Updated by itfabrica Tech over 3 years ago
Good day! I confirm the problem, I created a ticket, but I was told that this is not an error
https://redmine.pfsense.org/issues/11542#change-51602
Updated by Stéphane BARBARAY over 3 years ago
The problem is maybe not directly related, but I encountered this too, and if you wait 5mn before trying to reconnect without restarting openvpn service then it work again, but if you restart openvpn service then bind will stop processing queries because an interface disappeared then reappeared... So that the two combined problems are really annoying (to be polite)
Updated by Azamat Khakimyanov 5 months ago
- Status changed from New to Resolved
I was able to reproduce this issue on 2.5.0 CE (Bind 9.16_10).

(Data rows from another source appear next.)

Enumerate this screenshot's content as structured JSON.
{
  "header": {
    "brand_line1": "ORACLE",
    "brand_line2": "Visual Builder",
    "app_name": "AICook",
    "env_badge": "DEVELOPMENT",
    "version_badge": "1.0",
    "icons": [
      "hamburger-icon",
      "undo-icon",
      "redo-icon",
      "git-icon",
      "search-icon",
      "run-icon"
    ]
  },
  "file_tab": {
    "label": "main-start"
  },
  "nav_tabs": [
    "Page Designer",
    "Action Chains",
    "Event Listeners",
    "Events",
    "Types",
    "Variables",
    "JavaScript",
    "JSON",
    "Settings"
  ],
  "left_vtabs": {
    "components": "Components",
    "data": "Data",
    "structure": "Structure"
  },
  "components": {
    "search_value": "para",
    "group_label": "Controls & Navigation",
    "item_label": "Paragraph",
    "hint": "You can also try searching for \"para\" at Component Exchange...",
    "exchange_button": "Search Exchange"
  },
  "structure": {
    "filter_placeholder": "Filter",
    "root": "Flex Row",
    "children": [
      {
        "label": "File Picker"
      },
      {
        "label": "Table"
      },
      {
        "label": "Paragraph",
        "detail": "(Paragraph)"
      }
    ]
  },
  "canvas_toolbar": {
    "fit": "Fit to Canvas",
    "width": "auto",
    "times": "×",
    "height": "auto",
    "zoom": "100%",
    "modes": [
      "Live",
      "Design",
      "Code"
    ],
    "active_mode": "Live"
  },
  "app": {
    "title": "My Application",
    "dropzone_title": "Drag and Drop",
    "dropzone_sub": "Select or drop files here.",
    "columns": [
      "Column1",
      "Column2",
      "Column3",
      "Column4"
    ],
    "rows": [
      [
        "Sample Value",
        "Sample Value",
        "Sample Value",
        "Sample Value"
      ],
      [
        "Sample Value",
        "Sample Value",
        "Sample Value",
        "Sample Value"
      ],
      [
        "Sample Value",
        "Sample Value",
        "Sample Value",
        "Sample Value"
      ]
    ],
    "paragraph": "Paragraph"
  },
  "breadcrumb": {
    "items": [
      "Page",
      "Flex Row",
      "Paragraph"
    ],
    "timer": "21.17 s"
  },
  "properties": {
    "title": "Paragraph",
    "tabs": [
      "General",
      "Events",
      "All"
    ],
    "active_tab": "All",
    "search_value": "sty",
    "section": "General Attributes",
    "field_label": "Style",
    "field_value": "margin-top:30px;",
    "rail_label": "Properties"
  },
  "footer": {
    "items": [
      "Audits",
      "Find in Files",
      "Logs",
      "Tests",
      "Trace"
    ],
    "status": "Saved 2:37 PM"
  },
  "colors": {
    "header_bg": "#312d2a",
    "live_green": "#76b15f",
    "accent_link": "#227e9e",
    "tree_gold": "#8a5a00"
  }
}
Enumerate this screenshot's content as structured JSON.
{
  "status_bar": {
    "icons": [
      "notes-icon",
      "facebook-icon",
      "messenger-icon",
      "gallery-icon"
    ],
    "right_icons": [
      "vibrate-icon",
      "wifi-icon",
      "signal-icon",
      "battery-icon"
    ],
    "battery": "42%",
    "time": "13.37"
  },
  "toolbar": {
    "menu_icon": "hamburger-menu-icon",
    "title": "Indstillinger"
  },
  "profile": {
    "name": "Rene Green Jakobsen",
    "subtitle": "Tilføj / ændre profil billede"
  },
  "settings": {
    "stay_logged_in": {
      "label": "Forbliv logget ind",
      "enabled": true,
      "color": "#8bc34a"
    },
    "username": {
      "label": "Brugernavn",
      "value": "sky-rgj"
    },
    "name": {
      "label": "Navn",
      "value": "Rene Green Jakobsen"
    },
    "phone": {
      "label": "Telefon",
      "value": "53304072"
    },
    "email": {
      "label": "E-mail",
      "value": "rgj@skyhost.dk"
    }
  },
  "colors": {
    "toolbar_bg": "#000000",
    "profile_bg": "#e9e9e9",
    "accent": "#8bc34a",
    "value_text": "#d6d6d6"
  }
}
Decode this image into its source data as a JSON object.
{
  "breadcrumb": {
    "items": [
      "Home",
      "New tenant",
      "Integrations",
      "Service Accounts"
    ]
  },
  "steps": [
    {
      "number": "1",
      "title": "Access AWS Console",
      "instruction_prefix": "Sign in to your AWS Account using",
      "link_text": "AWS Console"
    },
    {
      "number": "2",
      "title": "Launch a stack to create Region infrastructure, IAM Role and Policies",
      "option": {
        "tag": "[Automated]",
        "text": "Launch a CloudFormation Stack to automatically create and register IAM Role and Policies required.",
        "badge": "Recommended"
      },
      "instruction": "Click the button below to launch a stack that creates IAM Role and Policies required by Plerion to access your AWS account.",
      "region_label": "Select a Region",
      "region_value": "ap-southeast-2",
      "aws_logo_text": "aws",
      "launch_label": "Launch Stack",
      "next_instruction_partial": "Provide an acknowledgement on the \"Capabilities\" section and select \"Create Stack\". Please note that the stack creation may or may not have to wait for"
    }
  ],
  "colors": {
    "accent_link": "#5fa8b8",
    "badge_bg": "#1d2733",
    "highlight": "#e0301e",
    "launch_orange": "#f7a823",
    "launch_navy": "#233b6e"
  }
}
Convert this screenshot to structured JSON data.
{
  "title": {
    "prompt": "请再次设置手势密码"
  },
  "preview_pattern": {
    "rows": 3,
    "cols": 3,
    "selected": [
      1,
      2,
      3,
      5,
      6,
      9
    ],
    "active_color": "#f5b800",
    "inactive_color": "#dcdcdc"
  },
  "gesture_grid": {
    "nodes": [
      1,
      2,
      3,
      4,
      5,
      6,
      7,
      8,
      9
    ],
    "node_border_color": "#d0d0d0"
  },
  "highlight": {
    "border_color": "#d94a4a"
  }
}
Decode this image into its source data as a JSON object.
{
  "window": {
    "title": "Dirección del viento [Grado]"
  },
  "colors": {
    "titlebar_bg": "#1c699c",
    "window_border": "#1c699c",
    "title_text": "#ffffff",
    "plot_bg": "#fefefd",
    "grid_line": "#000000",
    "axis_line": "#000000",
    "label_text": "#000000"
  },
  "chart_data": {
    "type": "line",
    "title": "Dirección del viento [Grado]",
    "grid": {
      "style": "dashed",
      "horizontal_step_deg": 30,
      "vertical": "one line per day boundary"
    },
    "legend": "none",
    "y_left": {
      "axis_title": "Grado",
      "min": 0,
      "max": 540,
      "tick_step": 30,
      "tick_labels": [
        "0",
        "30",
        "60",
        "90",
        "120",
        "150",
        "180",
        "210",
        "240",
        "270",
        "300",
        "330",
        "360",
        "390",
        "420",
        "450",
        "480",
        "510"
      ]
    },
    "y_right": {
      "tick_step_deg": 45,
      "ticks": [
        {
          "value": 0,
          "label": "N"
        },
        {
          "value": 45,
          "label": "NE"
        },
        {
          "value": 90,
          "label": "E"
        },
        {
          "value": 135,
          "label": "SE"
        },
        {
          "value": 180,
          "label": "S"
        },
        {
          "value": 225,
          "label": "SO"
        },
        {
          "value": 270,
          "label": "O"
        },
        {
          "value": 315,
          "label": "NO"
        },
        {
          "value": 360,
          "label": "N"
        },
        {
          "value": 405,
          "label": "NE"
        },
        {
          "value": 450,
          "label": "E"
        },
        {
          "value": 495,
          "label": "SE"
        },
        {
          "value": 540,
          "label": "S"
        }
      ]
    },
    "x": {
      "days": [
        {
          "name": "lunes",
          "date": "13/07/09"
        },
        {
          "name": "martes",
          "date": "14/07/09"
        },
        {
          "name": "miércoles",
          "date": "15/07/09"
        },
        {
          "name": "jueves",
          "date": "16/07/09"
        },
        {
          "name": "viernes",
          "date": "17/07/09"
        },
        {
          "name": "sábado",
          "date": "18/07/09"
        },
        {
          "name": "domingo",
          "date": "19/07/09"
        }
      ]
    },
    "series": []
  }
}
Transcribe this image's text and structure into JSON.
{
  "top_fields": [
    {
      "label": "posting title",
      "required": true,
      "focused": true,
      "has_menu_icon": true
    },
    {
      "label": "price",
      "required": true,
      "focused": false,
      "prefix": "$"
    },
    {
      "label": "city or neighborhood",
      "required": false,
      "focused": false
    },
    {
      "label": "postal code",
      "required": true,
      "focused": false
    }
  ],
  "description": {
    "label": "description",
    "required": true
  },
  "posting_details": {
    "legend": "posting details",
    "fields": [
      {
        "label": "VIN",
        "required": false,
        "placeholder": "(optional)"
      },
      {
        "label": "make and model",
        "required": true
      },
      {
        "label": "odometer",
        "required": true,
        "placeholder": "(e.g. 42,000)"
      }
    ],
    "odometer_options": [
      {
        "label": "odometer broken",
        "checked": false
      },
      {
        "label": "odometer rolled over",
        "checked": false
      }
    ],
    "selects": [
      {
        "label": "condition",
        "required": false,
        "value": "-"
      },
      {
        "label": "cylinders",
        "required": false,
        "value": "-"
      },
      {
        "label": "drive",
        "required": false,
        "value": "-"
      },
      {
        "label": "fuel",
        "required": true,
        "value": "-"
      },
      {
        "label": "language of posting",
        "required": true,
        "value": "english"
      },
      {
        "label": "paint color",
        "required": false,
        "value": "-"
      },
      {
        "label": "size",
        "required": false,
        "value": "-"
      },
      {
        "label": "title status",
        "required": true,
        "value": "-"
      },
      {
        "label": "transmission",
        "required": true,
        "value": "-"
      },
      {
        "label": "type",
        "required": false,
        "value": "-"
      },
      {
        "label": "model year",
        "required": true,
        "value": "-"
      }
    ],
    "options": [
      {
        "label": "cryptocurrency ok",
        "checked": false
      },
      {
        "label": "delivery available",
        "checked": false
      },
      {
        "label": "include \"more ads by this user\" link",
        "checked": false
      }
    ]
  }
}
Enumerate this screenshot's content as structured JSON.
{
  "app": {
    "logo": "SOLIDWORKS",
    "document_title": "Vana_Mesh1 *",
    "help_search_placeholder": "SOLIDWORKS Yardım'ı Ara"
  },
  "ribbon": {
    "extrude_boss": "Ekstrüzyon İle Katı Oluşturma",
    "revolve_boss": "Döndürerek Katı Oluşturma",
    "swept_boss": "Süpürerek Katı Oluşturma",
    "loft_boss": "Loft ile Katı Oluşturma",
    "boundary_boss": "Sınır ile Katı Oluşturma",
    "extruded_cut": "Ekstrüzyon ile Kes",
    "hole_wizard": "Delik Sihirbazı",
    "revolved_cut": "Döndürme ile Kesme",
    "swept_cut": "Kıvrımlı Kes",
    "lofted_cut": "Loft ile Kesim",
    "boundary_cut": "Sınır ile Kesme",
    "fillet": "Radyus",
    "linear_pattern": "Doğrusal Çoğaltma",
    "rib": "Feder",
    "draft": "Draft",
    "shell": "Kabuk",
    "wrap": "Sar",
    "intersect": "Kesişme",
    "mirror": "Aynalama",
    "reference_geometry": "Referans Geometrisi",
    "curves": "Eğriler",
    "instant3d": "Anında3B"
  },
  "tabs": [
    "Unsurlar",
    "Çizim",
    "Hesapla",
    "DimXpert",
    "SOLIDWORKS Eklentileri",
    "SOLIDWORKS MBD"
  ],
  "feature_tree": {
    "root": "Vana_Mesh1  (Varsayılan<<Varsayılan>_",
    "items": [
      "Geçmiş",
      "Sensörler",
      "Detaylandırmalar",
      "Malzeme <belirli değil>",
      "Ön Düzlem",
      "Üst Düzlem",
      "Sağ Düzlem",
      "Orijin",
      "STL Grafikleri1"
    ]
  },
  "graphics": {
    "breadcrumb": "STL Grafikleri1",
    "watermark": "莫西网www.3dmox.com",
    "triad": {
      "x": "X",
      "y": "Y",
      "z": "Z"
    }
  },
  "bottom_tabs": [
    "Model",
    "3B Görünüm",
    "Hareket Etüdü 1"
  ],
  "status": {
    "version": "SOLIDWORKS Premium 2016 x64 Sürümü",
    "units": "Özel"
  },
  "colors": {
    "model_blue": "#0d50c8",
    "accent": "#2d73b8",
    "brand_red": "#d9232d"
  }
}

With active and working Bind, so I was able to resolve FQDNs using dig @127.0.0.1 <domain name> command, I created a new OpenVPN client to another pfSense OpenVPN Server, and immediately after I created this OpenVPN tunnel
Jun 17 09:39:58 kernel tun1: changing name to 'ovpnc1' Jun 17 09:39:58 php-fpm 360 OpenVPN PID written: 44957 Jun 17 09:39:58 check_reload_status 389 Reloading filter Jun 17 09:39:59 kernel ovpnc1: link state changed to UP Jun 17 09:39:59 check_reload_status 389 rc.newwanip starting ovpnc1 Jun 17 09:40:00 php-fpm 360 /rc.newwanip: rc.newwanip: Info: starting on ovpnc1. Jun 17 09:40:00 php-fpm 360 /rc.newwanip: rc.newwanip: on (IP address: 10.205.200.2) (interface: []) (real interface: ovpnc1). Jun 17 09:40:00 php-fpm 360 /rc.newwanip: rc.newwanip called with empty interface. Jun 17 09:40:00 check_reload_status 389 Reloading filter Jun 17 09:40:00 php-fpm 360 /rc.newwanip: pfSense package system has detected an IP change or dynamic WAN reconnection - -> 10.205.200.2 - Restarting packages. Jun 17 09:40:00 check_reload_status 389 Starting packages Jun 17 09:40:01 php-fpm 360 /rc.start_packages: Restarting/Starting all packages.
Bind stopped on all interfaces. In DNS log I got
Jun 17 09:39:59 named 14375 listening on IPv4 interface ovpnc1, 10.205.200.2#53 Jun 17 09:39:59 named 14375 creating IPv4 interface ovpnc1 failed; interface ignored Jun 17 09:40:01 named 14375 received control channel command 'sync -clean' Jun 17 09:40:01 named 14375 dumping all zones, removing journal files: success Jun 17 09:40:01 named 14375 received control channel command 'stop -clean' Jun 17 09:40:01 named 14375 no longer listening on 192.168.122.200#53 Jun 17 09:40:01 named 14375 no longer listening on 172.31.200.1#53 Jun 17 09:40:01 named 14375 no longer listening on 127.0.0.1#53 Jun 17 09:40:01 named 14375 shutting down: flushing changes Jun 17 09:40:01 named 14375 stopping command channel on 127.0.0.1#8953
/Status/Services showed that named was still active.
Restarting of named service changed nothing. And I wasn't able to stop it because of this
Jun 17 10:11:19 php-fpm 360 /status_services.php: The command '/usr/local/etc/rc.d/named.sh stop' returned exit code '126', the output was 'sh: /usr/local/etc/rc.d/named.sh: Permission denied'
After reboot, named started to work as usual BUT after reconnecting OpenVPN it failed again.
I retested this config on 24.03 (Bind 9.17) and creation, restarting and disabling/enabling OpenVPN had no effect on Bind. It continued working.
I marked this Regression as resolved.